With just four full-length feature films to his name, the franco-argentinian filmmaker Gaspar Noé has become one of the most polemic creators of the 21st century. His extreme and hardcore thematics, trippy visuals and violence imagery made a lot of critics angry and gain him a short but faithful legion of followers. Having not seen Enter the void yet, I do consider Irrevérsible to be a failed movie thematically speaking, but fascinating from a visual perspective. I was interested in seeing his last movie, his erotic 3-D drama Love, premiered among mixed reviews and cold reception in 2015 Cannes Film Festival. But considering the limited release and no screenings in Spain, I didn´t see it at the moment of interest, so when I suddenly found it by surprise in Netflix, I knew I wasn´t going to get more chances. So I ran to enjoy and analice it. And the result exceeded by far my expectations, having seen quite a good movie, possibly Noe´s best. Even though is provocative, pretentious, sexually exhibitionistic and uncomfortable, its excellent crafting is joined by an unexpected dramatic depth and successful tone choices.
When the american filmmaking student Murphy (Karl Glusman, physically impressive), who recently became an undesired father with her sex mate and undesired wife Omi (Klara Kristin), realizes that nobody has heard any news from Electra (Aomi Muyock, physically exhuberant), his ex-boyfriend, for the last weeks, he recalls in fragments their two year love relationship, full of sex, passion and love, that ended in a bad point after temperament discussions and promiscuity conflicts, making him feel lost facing the idea of having lost the woman he truly loved.

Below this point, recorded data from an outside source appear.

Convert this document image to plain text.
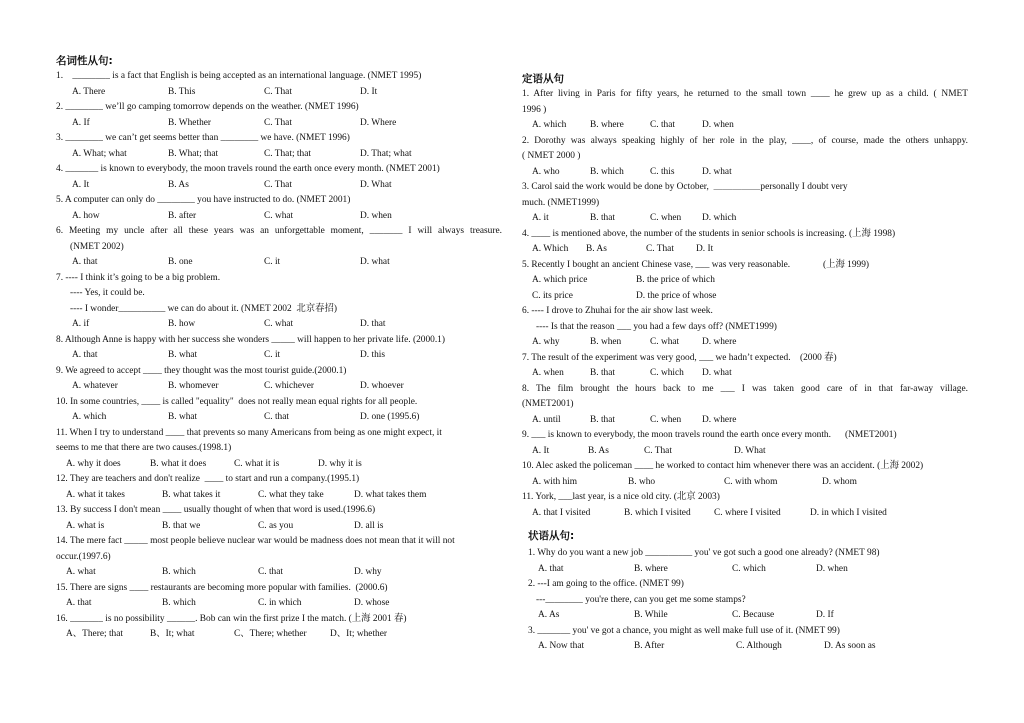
名词性从句:
1.    ________ is a fact that English is being accepted as an international language. (NMET 1995)
A. There	B. This	C. That	D. It
2. ________ we’ll go camping tomorrow depends on the weather. (NMET 1996)
A. If	B. Whether	C. That	D. Where
3. ________ we can’t get seems better than ________ we have. (NMET 1996)
A. What; what	B. What; that	C. That; that	D. That; what
4. _______ is known to everybody, the moon travels round the earth once every month. (NMET 2001)
A. It	B. As	C. That	D. What
5. A computer can only do ________ you have instructed to do. (NMET 2001)
A. how	B. after	C. what	D. when
6. Meeting my uncle after all these years was an unforgettable moment, _______ I will always treasure.
(NMET 2002)
A. that	B. one	C. it	D. what
7. ---- I think it’s going to be a big problem.
---- Yes, it could be.
---- I wonder__________ we can do about it. (NMET 2002  北京春招)
A. if	B. how	C. what	D. that
8. Although Anne is happy with her success she wonders _____ will happen to her private life. (2000.1)
A. that	B. what	C. it	D. this
9. We agreed to accept ____ they thought was the most tourist guide.(2000.1)
A. whatever	B. whomever	C. whichever	D. whoever
10. In some countries, ____ is called "equality"  does not really mean equal rights for all people.
A. which	B. what	C. that	D. one (1995.6)
11. When I try to understand ____ that prevents so many Americans from being as one might expect, it
seems to me that there are two causes.(1998.1)
A. why it does	B. what it does	C. what it is	D. why it is
12. They are teachers and don't realize  ____ to start and run a company.(1995.1)
A. what it takes	B. what takes it	C. what they take	D. what takes them
13. By success I don't mean ____ usually thought of when that word is used.(1996.6)
A. what is	B. that we	C. as you	D. all is
14. The mere fact _____ most people believe nuclear war would be madness does not mean that it will not
occur.(1997.6)
A. what	B. which	C. that	D. why
15. There are signs ____ restaurants are becoming more popular with families.  (2000.6)
A. that	B. which	C. in which	D. whose
16. _______ is no possibility ______. Bob can win the first prize I the match. (上海 2001 春)
A、There; that	B、It; what	C、There; whether	D、It; whether
定语从句
1. After living in Paris for fifty years, he returned to the small town ____ he grew up as a child. ( NMET
1996 )
A. which	B. where	C. that	D. when
2. Dorothy was always speaking highly of her role in the play, ____, of course, made the others unhappy.
( NMET 2000 )
A. who	B. which	C. this	D. what
3. Carol said the work would be done by October,  ＿＿＿＿＿personally I doubt very
much. (NMET1999)
A. it	B. that	C. when	D. which
4. ____ is mentioned above, the number of the students in senior schools is increasing. (上海 1998)
A. Which	B. As	C. That	D. It
5. Recently I bought an ancient Chinese vase, ___ was very reasonable.              (上海 1999)
A. which price	B. the price of which
C. its price	D. the price of whose
6. ---- I drove to Zhuhai for the air show last week.
---- Is that the reason ___ you had a few days off? (NMET1999)
A. why	B. when	C. what	D. where
7. The result of the experiment was very good, ___ we hadn’t expected.    (2000 春)
A. when	B. that	C. which	D. what
8. The film brought the hours back to me ___ I was taken good care of in that far-away village.
(NMET2001)
A. until	B. that	C. when	D. where
9. ___ is known to everybody, the moon travels round the earth once every month.      (NMET2001)
A. It	B. As	C. That	D. What
10. Alec asked the policeman ____ he worked to contact him whenever there was an accident. (上海 2002)
A. with him	B. who	C. with whom	D. whom
11. York, ___last year, is a nice old city. (北京 2003)
A. that I visited	B. which I visited	C. where I visited	D. in which I visited
状语从句:
1. Why do you want a new job __________ you' ve got such a good one already? (NMET 98)
A. that	B. where	C. which	D. when
2. ---I am going to the office. (NMET 99)
---________ you're there, can you get me some stamps?
A. As	B. While	C. Because	D. If
3. _______ you' ve got a chance, you might as well make full use of it. (NMET 99)
A. Now that	B. After	C. Although	D. As soon as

A remembering tale told through Murphy´s mind perspective, and in chronological reverse, making strong emphasis in the passionate and sentimental sex of the couple. This is a movie about the amour fou, and as you may expect from Noé, is full with such an amount of explicit sex that sometimes it seems to be pornography. But his translation to images is smart and beautiful, thanks to the cinematography of Benoît Debie and Noe´s filmmaking choices of framing (every shot is colorful and greatly composed, always in the less conventional way), editing (the transitions between scenes through black blinks, if weird at the beginning, help getting the mood of the movie) and construction of a deep and introspective atmospheres that gave the story realism, beauty and dramatic nuances. It´s a difficult but tender movie that captures a moment in everybody´s coming of age experience, and the intensity of the first love relationships, mostly consistent of just physical interaction, with amazing accuracy. Their characters breath life, his conflict breathes emotions, rage and regret, in a story simple but effective and well constructed, cementing a strong pillar for the sexual excess.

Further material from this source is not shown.